Prenatal diagnosis of Prader–Willi syndrome and Angelman syndrome for fetuses with suspicious deletion of chromosomal region 15q11-q13

• Published in: International journal of gynecology and obstetrics Vol. 125; no. 1; pp. 18 - 21
• Main Authors: Chang, Chia-Wei, Hsu, Hui-Kuo, Kao, Chiu-Ching, Huang, Jyun-Yuan, Kuo, Pao-Lin
• Format: Journal Article
• Language: English
• Published: United States Elsevier Ireland Ltd 01.04.2014
• Subjects: Adult; Angelman syndrome; Angelman Syndrome - diagnosis; Angelman Syndrome - genetics; Chromosomes, Human, Pair 15 - genetics; Female; Humans; In Situ Hybridization, Fluorescence; Nucleic Acid Amplification Techniques - methods; Obstetrics and Gynecology; Polymerase Chain Reaction; Prader-Willi Syndrome - diagnosis; Prader-Willi Syndrome - genetics; Prader–Willi syndrome; Pregnancy; Prenatal diagnosis; Prenatal Diagnosis - methods; Retrospective Studies; Sequence Deletion; Taiwan; Taiwan; Angelman syndrome; Prenatal diagnosis; Prader–Willi syndrome
• ISSN: 0020-7292; 1879-3479; 1879-3479
• DOI: 10.1016/j.ijgo.2013.09.028

Abstract Objective To identify Prader–Willi syndrome (PWS) and Angelman syndrome (AS) among fetuses with suspicious deletion of the chromosomal region 15q11-q13. Methods In a retrospective study, data were assessed from fetuses missing chromosomal band 15q12 that underwent molecular diagnosis at the National Chen-Kung University Hospital, Tainan, Taiwan, between January 2001 and December 2012. Amniocytes were subjected to molecular testing, including fluorescence in situ hybridization (FISH) analysis, methylation-specific PCR (M-PCR), and methylation-specific multiplex-ligation-dependent probe amplification (MS-MLPA).

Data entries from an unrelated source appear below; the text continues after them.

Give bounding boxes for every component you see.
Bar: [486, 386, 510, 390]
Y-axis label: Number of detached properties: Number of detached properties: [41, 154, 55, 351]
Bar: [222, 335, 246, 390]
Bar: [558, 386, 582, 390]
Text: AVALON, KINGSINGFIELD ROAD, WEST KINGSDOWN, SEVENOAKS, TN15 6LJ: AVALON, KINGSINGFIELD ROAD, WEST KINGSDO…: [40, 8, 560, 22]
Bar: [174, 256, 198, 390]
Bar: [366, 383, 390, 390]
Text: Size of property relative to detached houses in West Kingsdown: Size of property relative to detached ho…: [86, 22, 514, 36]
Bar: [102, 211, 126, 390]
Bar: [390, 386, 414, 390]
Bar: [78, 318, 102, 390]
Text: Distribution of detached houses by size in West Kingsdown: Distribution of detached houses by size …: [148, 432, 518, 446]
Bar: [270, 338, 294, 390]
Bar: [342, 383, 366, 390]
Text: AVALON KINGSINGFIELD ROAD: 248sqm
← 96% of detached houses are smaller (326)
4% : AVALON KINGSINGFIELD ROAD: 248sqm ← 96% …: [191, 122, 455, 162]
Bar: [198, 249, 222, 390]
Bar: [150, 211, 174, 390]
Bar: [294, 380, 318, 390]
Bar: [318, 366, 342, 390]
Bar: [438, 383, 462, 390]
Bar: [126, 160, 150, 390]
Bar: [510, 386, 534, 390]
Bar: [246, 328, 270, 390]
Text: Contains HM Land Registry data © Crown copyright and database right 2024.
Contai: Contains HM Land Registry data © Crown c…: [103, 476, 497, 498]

Results During the 12-year study period, 26 041 amniocyte samples were analyzed at the study center and 27 (0.1%) were found to have a missing 15q12 band. A further 16 samples with a missing 15q12 band were received from other cytogenetic laboratories; as a result, 43 amniocyte samples lacking chromosomal band 15q12 underwent further molecular testing. Among these samples, 3 fetuses (7.0%) were found to have PWS (n = 1) or AS (n = 2). Conclusion A minority of cases with missing 15q12 had deletion of the PWS/AS critical region. This finding draws attention to the subtle structural rearrangements that occur on 15q11-q13 and provides useful information for prenatal diagnosis of PWS and AS.